What excites me most about this fellowship is the opportunity to learn and grow as a social change maker, pot-stirrer, and boat-rocker. When I open my eyes and look around, I see the immense amount of work that needs to be done in our world and can’t wait to get started. I’m motivated, willing, and ready.
But throughout my past experiences, I’ve encountered an immense speed-bump on my smoothly paved road of ideal community development: everybody has a different way of doing things. Programs, ideas, and resources around development are saturated with different cultural, religious, and political beliefs. Every village, city, region, and country has a different perspective on how to make social change based on their own knowledge, history, norms, political affiliations, funding opportunities, and media influences – it’s exhausting. I’m continually left wondering who’s right and who’s wrong? What makes development succeed and what makes it fail? Can we point fingers at a specific model, agency, or system or is it entirely dependent on the internal attributes of a community?
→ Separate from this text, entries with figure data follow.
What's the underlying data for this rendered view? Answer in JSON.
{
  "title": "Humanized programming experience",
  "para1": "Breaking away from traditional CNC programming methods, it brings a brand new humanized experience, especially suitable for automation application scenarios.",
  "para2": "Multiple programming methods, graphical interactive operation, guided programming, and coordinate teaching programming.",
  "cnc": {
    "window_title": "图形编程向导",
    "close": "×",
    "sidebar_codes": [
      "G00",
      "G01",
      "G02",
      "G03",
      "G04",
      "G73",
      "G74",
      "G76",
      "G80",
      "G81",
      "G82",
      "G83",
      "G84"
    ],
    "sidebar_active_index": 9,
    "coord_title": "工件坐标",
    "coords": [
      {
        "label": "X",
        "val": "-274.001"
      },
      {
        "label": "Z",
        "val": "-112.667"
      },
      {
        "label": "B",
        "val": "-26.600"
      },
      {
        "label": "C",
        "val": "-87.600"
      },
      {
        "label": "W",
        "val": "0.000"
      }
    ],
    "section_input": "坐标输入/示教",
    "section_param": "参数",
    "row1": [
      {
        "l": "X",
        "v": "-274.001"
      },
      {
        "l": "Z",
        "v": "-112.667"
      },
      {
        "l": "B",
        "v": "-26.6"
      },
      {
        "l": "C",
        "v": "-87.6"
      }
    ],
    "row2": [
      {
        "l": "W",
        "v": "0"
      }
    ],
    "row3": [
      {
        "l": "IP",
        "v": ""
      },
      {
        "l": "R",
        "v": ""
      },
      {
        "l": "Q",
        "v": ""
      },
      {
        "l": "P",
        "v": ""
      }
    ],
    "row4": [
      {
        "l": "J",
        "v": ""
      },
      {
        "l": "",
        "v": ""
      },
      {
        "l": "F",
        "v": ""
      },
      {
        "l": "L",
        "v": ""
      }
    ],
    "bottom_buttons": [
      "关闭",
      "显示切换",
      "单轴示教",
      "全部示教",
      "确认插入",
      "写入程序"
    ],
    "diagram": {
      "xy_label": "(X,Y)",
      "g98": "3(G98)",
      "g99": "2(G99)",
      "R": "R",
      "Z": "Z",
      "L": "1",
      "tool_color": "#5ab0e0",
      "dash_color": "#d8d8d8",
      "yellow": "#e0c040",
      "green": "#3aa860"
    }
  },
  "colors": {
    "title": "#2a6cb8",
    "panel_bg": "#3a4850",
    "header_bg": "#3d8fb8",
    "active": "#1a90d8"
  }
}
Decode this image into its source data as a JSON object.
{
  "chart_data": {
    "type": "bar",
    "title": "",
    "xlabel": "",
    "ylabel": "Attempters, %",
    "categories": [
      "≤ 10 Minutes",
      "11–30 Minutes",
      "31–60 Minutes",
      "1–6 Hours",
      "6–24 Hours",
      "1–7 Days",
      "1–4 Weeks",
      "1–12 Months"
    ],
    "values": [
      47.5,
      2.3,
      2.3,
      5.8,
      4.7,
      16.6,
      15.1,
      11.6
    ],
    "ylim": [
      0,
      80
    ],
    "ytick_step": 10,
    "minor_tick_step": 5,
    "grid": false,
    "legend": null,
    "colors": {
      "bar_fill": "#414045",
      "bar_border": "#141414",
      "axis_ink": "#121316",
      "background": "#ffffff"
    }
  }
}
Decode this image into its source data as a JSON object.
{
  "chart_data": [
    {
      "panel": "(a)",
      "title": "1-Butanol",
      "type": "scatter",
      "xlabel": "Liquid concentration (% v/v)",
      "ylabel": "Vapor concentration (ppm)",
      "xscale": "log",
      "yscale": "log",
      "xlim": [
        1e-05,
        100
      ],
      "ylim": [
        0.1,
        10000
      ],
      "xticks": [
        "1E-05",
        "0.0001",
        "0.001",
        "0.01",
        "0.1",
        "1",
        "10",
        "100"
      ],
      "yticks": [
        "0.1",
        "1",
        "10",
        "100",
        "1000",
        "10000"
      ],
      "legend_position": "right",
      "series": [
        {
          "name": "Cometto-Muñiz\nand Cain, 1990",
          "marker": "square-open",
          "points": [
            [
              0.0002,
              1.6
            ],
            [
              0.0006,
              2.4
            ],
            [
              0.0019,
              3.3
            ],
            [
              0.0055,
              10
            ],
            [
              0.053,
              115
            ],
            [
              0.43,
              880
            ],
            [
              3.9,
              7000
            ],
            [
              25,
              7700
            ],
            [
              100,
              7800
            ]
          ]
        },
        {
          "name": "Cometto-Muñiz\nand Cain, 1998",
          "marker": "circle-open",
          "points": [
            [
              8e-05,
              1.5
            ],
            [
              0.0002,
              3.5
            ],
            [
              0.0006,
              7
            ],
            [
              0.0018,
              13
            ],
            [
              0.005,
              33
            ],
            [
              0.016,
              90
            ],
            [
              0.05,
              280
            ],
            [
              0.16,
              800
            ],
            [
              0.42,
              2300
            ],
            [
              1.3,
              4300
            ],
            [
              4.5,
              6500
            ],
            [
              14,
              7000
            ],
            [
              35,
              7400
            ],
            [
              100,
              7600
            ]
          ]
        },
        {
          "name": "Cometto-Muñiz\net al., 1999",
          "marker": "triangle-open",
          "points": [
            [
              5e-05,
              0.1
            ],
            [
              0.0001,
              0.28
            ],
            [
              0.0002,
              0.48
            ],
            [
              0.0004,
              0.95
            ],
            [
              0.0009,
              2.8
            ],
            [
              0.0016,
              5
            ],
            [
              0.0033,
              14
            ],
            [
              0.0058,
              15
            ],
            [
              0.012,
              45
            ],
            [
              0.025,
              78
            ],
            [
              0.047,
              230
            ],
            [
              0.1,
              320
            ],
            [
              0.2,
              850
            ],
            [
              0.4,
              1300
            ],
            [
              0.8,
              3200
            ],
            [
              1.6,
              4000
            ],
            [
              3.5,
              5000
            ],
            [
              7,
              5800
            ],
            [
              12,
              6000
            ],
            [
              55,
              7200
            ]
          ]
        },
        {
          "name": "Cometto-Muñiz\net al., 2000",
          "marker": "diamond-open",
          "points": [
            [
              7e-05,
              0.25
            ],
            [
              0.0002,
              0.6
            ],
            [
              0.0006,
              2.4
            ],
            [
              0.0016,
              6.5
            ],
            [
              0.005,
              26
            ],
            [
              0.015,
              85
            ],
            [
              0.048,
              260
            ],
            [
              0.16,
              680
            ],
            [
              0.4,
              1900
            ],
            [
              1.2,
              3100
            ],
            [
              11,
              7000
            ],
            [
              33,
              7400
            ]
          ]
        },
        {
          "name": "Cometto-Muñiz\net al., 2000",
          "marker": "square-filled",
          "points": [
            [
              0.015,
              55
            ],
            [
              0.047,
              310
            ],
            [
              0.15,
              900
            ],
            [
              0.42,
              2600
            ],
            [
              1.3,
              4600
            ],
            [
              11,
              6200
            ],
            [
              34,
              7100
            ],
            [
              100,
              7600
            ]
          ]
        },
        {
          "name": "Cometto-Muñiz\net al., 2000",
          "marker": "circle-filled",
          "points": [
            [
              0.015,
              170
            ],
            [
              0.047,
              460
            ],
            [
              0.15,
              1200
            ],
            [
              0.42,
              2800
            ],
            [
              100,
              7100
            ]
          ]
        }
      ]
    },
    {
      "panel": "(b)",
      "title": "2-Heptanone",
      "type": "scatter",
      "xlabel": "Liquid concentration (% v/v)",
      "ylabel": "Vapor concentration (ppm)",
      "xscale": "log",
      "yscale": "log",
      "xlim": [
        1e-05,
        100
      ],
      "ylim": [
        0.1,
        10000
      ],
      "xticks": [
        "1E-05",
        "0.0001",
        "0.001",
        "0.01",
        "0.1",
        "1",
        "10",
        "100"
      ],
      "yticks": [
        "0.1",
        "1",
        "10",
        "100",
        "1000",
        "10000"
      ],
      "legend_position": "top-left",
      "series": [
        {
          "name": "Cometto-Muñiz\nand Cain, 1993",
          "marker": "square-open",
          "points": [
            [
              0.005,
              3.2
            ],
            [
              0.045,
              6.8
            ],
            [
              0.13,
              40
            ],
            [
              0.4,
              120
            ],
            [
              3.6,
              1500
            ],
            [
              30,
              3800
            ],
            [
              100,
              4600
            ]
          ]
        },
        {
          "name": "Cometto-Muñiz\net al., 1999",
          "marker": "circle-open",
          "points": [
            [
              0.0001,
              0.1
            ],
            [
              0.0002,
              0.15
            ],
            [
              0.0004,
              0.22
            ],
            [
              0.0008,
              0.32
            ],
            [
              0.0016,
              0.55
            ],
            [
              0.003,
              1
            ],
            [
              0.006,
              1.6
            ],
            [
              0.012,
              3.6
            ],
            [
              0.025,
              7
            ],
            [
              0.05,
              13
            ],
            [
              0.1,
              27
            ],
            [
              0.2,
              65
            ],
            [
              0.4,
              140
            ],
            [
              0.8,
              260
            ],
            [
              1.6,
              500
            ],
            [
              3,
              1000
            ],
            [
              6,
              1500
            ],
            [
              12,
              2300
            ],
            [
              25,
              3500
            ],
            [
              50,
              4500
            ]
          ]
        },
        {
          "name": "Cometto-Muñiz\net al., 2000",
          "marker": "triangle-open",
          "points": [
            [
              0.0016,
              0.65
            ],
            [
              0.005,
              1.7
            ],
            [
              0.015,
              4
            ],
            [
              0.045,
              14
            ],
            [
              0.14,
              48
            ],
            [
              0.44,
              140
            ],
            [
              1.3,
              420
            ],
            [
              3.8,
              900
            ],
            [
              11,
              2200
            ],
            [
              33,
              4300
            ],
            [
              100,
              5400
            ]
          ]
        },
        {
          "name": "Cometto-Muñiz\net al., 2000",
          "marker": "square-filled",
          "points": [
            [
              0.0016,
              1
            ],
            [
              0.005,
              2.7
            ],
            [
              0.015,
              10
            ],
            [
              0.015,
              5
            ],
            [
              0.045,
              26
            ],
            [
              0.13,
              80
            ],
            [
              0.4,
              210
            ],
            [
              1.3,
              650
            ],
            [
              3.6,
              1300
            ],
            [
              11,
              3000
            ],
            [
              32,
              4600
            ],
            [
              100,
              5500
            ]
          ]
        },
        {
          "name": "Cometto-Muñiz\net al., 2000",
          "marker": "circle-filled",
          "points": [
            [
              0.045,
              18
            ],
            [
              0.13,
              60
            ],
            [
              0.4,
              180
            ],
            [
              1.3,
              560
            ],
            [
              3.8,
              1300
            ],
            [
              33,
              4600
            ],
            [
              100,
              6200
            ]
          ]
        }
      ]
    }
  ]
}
Reflecting on this very issue reminds me of lyrics to a Michael Franti song I heard once:
“Oh, can’t you see, all the sickness, hunger, and poverty. War on the land and the war on the seas, Oh war is a painful thing…
They say you got to choose your side and, when it’s done, nobody right, nobody wrong. It ended in a great big fight and, when it’s done, nobody right, nobody wrong.”
This year, I want to learn how to facilitate effective community development in a culture and country that I am not a part of. I know that I can’t change a community on my own and I don’t believe that is my (or any sole individual’s) right to do so. I can, however, spark a conversation, access resources, and contribute knowledge. I can bring the tools I possess and my own perspective created from my experiences to a community, organization, or agency. I can contribute a piece to a larger whole.
When I think of those who have influenced and inspired me, I think of individuals who have their feet on the ground but with an understanding of the larger picture of global change. They bring their perspective to the work they do, but allow it to be shaped with every new experience and every encounter with the experiences of others. It is my lifelong goal to continue to develop my understanding of the world by learning from others and allowing these relationships to influence my ideas, sense of self, and the role I decide to play in our global community. I am thrilled to be a part of the AIF program this year and change and grow because of it. I’m motivated, willing, and ready.